Newbuilding commitments for tankers included VLCC orders at established price points. Japanese buyers placed a 310,000 dwt VLCC with JMU for 2029 delivery, while Norwegian ownership secured two 306,000 dwt units from Hengli for 2028 delivery. Omani interests contracted three 300,000 dwt VLCCs from Hanwha Ocean for 2028-2029 delivery at USD 129.5 million per unit on scrubber-fitted, dual-fuel ready basis. Smaller newbuilding orders included two 157,000 dwt LR2 tankers from DH Shipbuilding, with Greek buyers committed at USD 85 to USD 86 million each.

Dry bulk secondhand activity spanned all major classes, supported by persistent, if cautious, buyer interest. In the capesize sector, the 181,408 dwt “Mineral Honshu” (2012, Koyo) sold to Chinese interests for USD 37.7 million, with the sistership “KM Osaka” (180,652 dwt, 2012, Koyo) executing at USD 34.8 million. These units established a market level around USD 34 to USD 38 million for modern 2012-built capesize tonnage. The 209,523 dwt “Nord Palladium” (2021, SWS) commanded USD 76.25 million from Chinese ownership, roughly USD 2.5 million above comparable 2020-built newcastlemax pricing a month prior, signaling modest premium appreciation on 2021 construction.
Kamsarmax and panamax sales remained active. The 81,810 dwt “BW Matsuyama” (2019, Tsuneishi Cebu) sold to Greek interests for USD 31 million, while the 82,158 dwt “Magic Perseus” (2013, Tsuneishi) transacted as a sale-and-leaseback arrangement at USD 15.6 million. Older kamsarmax tonnage, including the 80,323 dwt “Jag Aarati” (2011, STX), committed at USD 14 million, reflecting typical 2011-built valuations in the mid-USD 14 to USD 15 million band.
Ultramax and supramax tonnage showed consistent turnover across all ages. The modern 61,222 dwt “Starry Night” (2022, NACKS China) achieved USD 32.5 million to Greek ownership, whilst the 61,360 dwt “Explorer Africa” (2012, Oshima) traded at USD 19.2 million.

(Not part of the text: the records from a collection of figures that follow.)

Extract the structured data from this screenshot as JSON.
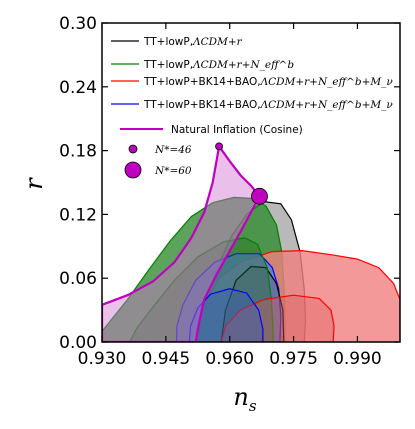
{
  "chart_data": {
    "type": "contour",
    "xlabel": "n",
    "xlabel_sub": "s",
    "ylabel": "r",
    "xlim": [
      0.93,
      1.0
    ],
    "ylim": [
      0.0,
      0.3
    ],
    "xticks": [
      "0.930",
      "0.945",
      "0.960",
      "0.975",
      "0.990"
    ],
    "xtick_values": [
      0.93,
      0.945,
      0.96,
      0.975,
      0.99
    ],
    "yticks": [
      "0.00",
      "0.06",
      "0.12",
      "0.18",
      "0.24",
      "0.30"
    ],
    "ytick_values": [
      0.0,
      0.06,
      0.12,
      0.18,
      0.24,
      0.3
    ],
    "legend_position": "top-right",
    "series": [
      {
        "label_plain": "TT+lowP,",
        "label_math": "ΛCDM+r",
        "color": "#000000",
        "fill_68": "none",
        "fill_95": "none",
        "contour_95": [
          [
            0.9525,
            0.0
          ],
          [
            0.953,
            0.013
          ],
          [
            0.9545,
            0.035
          ],
          [
            0.957,
            0.07
          ],
          [
            0.9605,
            0.1
          ],
          [
            0.964,
            0.12
          ],
          [
            0.968,
            0.132
          ],
          [
            0.972,
            0.13
          ],
          [
            0.9745,
            0.115
          ],
          [
            0.9765,
            0.085
          ],
          [
            0.9775,
            0.05
          ],
          [
            0.9778,
            0.02
          ],
          [
            0.9775,
            0.0
          ]
        ],
        "contour_68": [
          [
            0.958,
            0.0
          ],
          [
            0.959,
            0.03
          ],
          [
            0.9615,
            0.058
          ],
          [
            0.965,
            0.071
          ],
          [
            0.9685,
            0.07
          ],
          [
            0.971,
            0.055
          ],
          [
            0.9725,
            0.03
          ],
          [
            0.9727,
            0.0
          ]
        ]
      },
      {
        "label_plain": "TT+lowP,",
        "label_math": "ΛCDM+r+N_eff^b",
        "color": "#008000",
        "fill_68": "none",
        "fill_95": "none",
        "contour_95": [
          [
            0.93,
            0.01
          ],
          [
            0.932,
            0.02
          ],
          [
            0.936,
            0.04
          ],
          [
            0.941,
            0.068
          ],
          [
            0.946,
            0.095
          ],
          [
            0.951,
            0.118
          ],
          [
            0.956,
            0.131
          ],
          [
            0.961,
            0.136
          ],
          [
            0.965,
            0.135
          ],
          [
            0.9685,
            0.128
          ],
          [
            0.971,
            0.11
          ],
          [
            0.9722,
            0.085
          ],
          [
            0.9728,
            0.05
          ],
          [
            0.973,
            0.01
          ],
          [
            0.9728,
            0.0
          ],
          [
            0.93,
            0.0
          ]
        ],
        "contour_68": [
          [
            0.9365,
            0.0
          ],
          [
            0.938,
            0.012
          ],
          [
            0.942,
            0.033
          ],
          [
            0.947,
            0.058
          ],
          [
            0.9525,
            0.08
          ],
          [
            0.9585,
            0.094
          ],
          [
            0.9635,
            0.098
          ],
          [
            0.9665,
            0.092
          ],
          [
            0.9688,
            0.07
          ],
          [
            0.9698,
            0.04
          ],
          [
            0.9702,
            0.01
          ],
          [
            0.9702,
            0.0
          ]
        ]
      },
      {
        "label_plain": "TT+lowP+BK14+BAO,",
        "label_math": "ΛCDM+r+N_eff^b+M_ν",
        "color": "#ff0000",
        "fill_68": "none",
        "fill_95": "none",
        "contour_95": [
          [
            0.952,
            0.0
          ],
          [
            0.9522,
            0.012
          ],
          [
            0.954,
            0.035
          ],
          [
            0.9575,
            0.06
          ],
          [
            0.963,
            0.076
          ],
          [
            0.97,
            0.085
          ],
          [
            0.977,
            0.086
          ],
          [
            0.984,
            0.082
          ],
          [
            0.99,
            0.078
          ],
          [
            0.995,
            0.07
          ],
          [
            0.9985,
            0.055
          ],
          [
            1.0,
            0.04
          ],
          [
            1.0,
            0.0
          ]
        ],
        "contour_68": [
          [
            0.958,
            0.0
          ],
          [
            0.959,
            0.015
          ],
          [
            0.9625,
            0.03
          ],
          [
            0.968,
            0.04
          ],
          [
            0.975,
            0.044
          ],
          [
            0.981,
            0.041
          ],
          [
            0.9838,
            0.03
          ],
          [
            0.9845,
            0.015
          ],
          [
            0.9843,
            0.0
          ]
        ]
      },
      {
        "label_plain": "TT+lowP+BK14+BAO,",
        "label_math": "ΛCDM+r+N_eff^b+M_ν",
        "color": "#0000ff",
        "fill_68": "none",
        "fill_95": "none",
        "contour_95": [
          [
            0.9475,
            0.0
          ],
          [
            0.9476,
            0.015
          ],
          [
            0.949,
            0.035
          ],
          [
            0.952,
            0.058
          ],
          [
            0.9565,
            0.075
          ],
          [
            0.9615,
            0.083
          ],
          [
            0.967,
            0.083
          ],
          [
            0.97,
            0.07
          ],
          [
            0.9715,
            0.05
          ],
          [
            0.972,
            0.025
          ],
          [
            0.9718,
            0.0
          ]
        ],
        "contour_68": [
          [
            0.9505,
            0.0
          ],
          [
            0.9508,
            0.015
          ],
          [
            0.9525,
            0.032
          ],
          [
            0.9555,
            0.045
          ],
          [
            0.96,
            0.05
          ],
          [
            0.964,
            0.046
          ],
          [
            0.9668,
            0.03
          ],
          [
            0.9678,
            0.012
          ],
          [
            0.9678,
            0.0
          ]
        ]
      }
    ],
    "theory": {
      "label": "Natural Inflation (Cosine)",
      "color": "#c000c0",
      "region": [
        [
          0.93,
          0.035
        ],
        [
          0.936,
          0.044
        ],
        [
          0.942,
          0.057
        ],
        [
          0.947,
          0.075
        ],
        [
          0.951,
          0.098
        ],
        [
          0.954,
          0.122
        ],
        [
          0.956,
          0.15
        ],
        [
          0.9575,
          0.184
        ],
        [
          0.96,
          0.17
        ],
        [
          0.9625,
          0.157
        ],
        [
          0.965,
          0.147
        ],
        [
          0.967,
          0.137
        ],
        [
          0.963,
          0.107
        ],
        [
          0.957,
          0.064
        ],
        [
          0.954,
          0.04
        ],
        [
          0.9528,
          0.018
        ],
        [
          0.952,
          0.0
        ],
        [
          0.93,
          0.0
        ]
      ],
      "points": [
        {
          "label": "N*=46",
          "ns": 0.9575,
          "r": 0.184,
          "size": "small"
        },
        {
          "label": "N*=60",
          "ns": 0.967,
          "r": 0.137,
          "size": "large"
        }
      ]
    }
  }
}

Supramax units ranged broadly: the 57,412 dwt “Desert Glory” (2011, Hyundai Mipo) commanded high USD 14 million, and the 56,898 dwt “Pisti” (2011, Cosco) sold at USD 12.8 million, establishing typical pricing for 2011 supramax tonnage around USD 12.8 to USD 15 million. Handysize activity included the 36,699 dwt “TBC Praise” (2012, Hyundai Mipo) at USD 14.4 million and the older 33,520 dwt “Bass Strait” (2006, Hakodate) at USD 8.6 million.
Newbuilding orders in dry bulk consisted primarily of larger tonnage. Two 210,000 dwt units from Qingdao Beihai committed to Chinese ownership at USD 75 million per unit on methanol and ammonia-ready, scrubber-fitted specifications. Three additional 210,000 dwt newcastlemax units from the same yard proceeded on firm contract with Cosco Shipping. Smaller orders included two supramaxes plus two options (63,500 dwt, Jiangsu Soho Chuangke) valued at USD 33.4 million for the fixed tranche, destined for Chinese ownership.

Demolition prices remained stable across South Asian breaking yards with only limited activity reported. India maintained indicative levels of USD 390 per ldt for bulker demolition and USD 405 per ldt for tankers. Bangladesh prices stood at USD 375 per ldt bulkers and USD 410 per ldt tankers, whilst Pakistan quoted USD 400 per ldt bulkers and USD 410 per ldt tankers. Turkish demolition yards remained at a significant discount, quoting USD 270 per ldt across both bulker and tanker segments. Reported sales were sparse: the 28,510 dwt “Sheng Lu” (1994 bulker) and the 13,770 dwt “Dimple” (1992 bulker) completed, with the latter achieving USD 388 per ldt in India, indicating modest pricing within the stated indicative range.